Glaxo to Cut 900 Jobs in North Carolina to Reduce ExpensesAlbertina Torsoli, Oliver Staley and Doni Bloomfield
GlaxoSmithKline Plc will cut 900 jobs in North Carolina as part of the U.K. drugmaker’s plan to reduce costs by 1 billion pounds ($1.57 billion).
The company is eliminating positions in U.S. commercial and research operations as part of a global restructuring, London-based Glaxo said yesterday in an e-mailed statement. The bulk of the research and development reductions will come in North Carolina, it said.
Glaxo, the U.K.’s biggest drugmaker, is under pressure to reduce costs as earnings have slumped. The company has about 99,000 employees worldwide, with 17,000 in the U.S., most at North Carolina’s Research Triangle Park and in Philadelphia.
“The restructuring is intended to improve operational performance and contribute to a multiyear cost savings initiative across our commercial operations,” Stephen Burr, a Glaxo senior vice president, said in a letter notifying the North Carolina Department of Commerce of the job cuts.
The drugmaker pledged in October to cut costs by 1 billion pounds over three years, with half the savings coming in 2016. U.S. sales are flagging amid increased competition for the company’s best-selling Advair asthma medication. Analysts estimate that sales of the drug will decline 30 percent by 2015, from $5.3 billion last year.
Glaxo shares fell 1.6 percent to 1,466 pence as of 10:18 a.m. in London trading. That extended the stock’s decline this year to 9 percent.

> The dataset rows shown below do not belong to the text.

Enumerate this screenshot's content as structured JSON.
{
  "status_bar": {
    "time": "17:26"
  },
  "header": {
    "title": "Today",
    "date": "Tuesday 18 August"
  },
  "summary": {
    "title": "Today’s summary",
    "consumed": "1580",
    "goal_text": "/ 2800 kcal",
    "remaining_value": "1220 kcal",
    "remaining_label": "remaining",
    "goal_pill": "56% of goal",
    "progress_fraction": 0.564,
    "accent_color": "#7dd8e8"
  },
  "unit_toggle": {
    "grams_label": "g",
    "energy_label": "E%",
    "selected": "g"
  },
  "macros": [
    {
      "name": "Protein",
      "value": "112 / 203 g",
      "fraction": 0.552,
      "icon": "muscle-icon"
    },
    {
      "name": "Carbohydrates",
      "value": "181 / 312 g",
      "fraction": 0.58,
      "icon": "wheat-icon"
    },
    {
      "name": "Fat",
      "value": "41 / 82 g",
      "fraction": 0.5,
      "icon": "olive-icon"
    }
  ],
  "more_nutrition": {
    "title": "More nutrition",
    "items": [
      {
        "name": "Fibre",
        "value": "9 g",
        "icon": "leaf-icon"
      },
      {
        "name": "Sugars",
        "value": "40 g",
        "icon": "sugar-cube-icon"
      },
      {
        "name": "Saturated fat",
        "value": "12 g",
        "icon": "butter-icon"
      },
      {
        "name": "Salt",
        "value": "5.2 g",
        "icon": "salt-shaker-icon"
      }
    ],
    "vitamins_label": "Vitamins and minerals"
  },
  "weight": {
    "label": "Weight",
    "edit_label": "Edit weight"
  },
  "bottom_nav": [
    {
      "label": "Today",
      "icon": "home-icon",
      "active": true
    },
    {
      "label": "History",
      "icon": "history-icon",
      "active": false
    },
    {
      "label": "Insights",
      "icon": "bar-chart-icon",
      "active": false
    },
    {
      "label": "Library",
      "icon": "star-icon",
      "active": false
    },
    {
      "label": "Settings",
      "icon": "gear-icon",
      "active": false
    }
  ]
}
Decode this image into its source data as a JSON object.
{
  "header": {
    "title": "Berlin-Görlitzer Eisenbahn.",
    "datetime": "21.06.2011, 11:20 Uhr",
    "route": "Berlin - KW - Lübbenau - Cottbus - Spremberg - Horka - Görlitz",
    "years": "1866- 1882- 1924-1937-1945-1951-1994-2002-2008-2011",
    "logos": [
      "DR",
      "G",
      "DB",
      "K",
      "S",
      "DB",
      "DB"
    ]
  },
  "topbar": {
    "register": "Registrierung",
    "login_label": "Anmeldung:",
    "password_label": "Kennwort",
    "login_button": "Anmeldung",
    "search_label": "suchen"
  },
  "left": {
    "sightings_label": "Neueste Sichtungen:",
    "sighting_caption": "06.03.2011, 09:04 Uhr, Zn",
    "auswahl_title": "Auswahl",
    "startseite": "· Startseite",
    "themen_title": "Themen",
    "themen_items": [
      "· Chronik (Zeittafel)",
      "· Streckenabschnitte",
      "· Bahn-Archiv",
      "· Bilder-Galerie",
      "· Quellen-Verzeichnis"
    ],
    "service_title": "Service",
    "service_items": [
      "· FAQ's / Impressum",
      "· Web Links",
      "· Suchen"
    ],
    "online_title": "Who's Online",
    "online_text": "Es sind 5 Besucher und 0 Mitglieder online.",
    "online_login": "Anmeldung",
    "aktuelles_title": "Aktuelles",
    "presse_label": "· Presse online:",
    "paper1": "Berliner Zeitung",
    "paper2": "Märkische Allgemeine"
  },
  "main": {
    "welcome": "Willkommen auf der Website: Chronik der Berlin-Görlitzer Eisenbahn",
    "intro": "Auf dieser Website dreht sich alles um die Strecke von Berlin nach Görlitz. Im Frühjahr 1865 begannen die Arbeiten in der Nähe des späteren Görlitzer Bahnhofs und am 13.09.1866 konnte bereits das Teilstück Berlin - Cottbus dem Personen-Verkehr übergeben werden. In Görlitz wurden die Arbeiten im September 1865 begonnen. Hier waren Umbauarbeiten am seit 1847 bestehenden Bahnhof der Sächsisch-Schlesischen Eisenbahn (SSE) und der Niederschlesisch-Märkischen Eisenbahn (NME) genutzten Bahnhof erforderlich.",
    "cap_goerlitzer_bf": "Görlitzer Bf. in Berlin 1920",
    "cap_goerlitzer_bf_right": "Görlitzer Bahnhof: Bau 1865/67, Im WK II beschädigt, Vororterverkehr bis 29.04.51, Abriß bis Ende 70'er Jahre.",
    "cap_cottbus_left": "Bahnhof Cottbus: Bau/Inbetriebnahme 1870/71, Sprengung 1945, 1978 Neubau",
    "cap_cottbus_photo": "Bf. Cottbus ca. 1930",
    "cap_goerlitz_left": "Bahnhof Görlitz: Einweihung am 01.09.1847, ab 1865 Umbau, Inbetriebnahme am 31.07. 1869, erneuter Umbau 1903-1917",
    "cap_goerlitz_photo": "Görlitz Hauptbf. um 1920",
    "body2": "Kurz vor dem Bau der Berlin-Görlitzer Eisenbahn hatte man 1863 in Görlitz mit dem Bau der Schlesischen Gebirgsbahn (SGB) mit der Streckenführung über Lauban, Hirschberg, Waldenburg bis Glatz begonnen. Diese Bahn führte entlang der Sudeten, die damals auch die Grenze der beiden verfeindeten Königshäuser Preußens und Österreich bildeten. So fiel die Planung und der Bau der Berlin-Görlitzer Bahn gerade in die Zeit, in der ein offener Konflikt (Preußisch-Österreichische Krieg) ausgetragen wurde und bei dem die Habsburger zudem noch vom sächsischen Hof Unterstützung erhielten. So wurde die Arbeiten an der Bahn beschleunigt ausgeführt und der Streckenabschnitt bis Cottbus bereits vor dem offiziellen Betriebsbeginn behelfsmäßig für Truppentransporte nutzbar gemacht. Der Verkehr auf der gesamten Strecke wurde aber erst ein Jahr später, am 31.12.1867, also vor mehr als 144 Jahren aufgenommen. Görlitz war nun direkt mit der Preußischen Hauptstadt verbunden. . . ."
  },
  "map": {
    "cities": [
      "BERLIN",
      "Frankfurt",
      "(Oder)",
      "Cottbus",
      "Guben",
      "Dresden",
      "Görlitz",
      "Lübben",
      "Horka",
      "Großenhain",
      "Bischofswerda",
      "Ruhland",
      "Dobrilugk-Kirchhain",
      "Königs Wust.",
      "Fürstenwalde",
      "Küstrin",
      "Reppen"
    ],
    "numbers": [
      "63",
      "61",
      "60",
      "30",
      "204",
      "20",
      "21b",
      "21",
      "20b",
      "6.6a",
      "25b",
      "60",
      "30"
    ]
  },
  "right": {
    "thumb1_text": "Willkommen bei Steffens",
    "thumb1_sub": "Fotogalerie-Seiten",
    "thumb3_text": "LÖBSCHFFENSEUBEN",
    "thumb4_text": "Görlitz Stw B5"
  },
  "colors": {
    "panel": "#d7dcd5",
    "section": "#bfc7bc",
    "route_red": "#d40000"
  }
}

Glaxo is trying to establish new respiratory drugs in the U.S. to help replace the lost sales of Advair. “Retail sales teams focused on launching new medicines to the market will largely not be affected,” the company said yesterday.
The drugmaker will cut 350 Research Triangle Park jobs in the first quarter of 2015, then an additional 450 positions in the second quarter and 100 more by the end of the year, according to the letter sent to the state, known as a WARN notice and required by law. Chemists, engineers, biologists, statisticians and clinical development scientists are the main types of jobs to be eliminated, according to the letter.
The numbers “are likely an overstatement” since some employees will be given the opportunity to relocate to other positions, Burr said.
Glaxo said it will consolidate R&D operations in two centers, in Philadelphia and Stevenage, England. Some jobs will be relocated to Philadelphia.
Glaxo will “be more agile to flex with shifting market demands,” it said.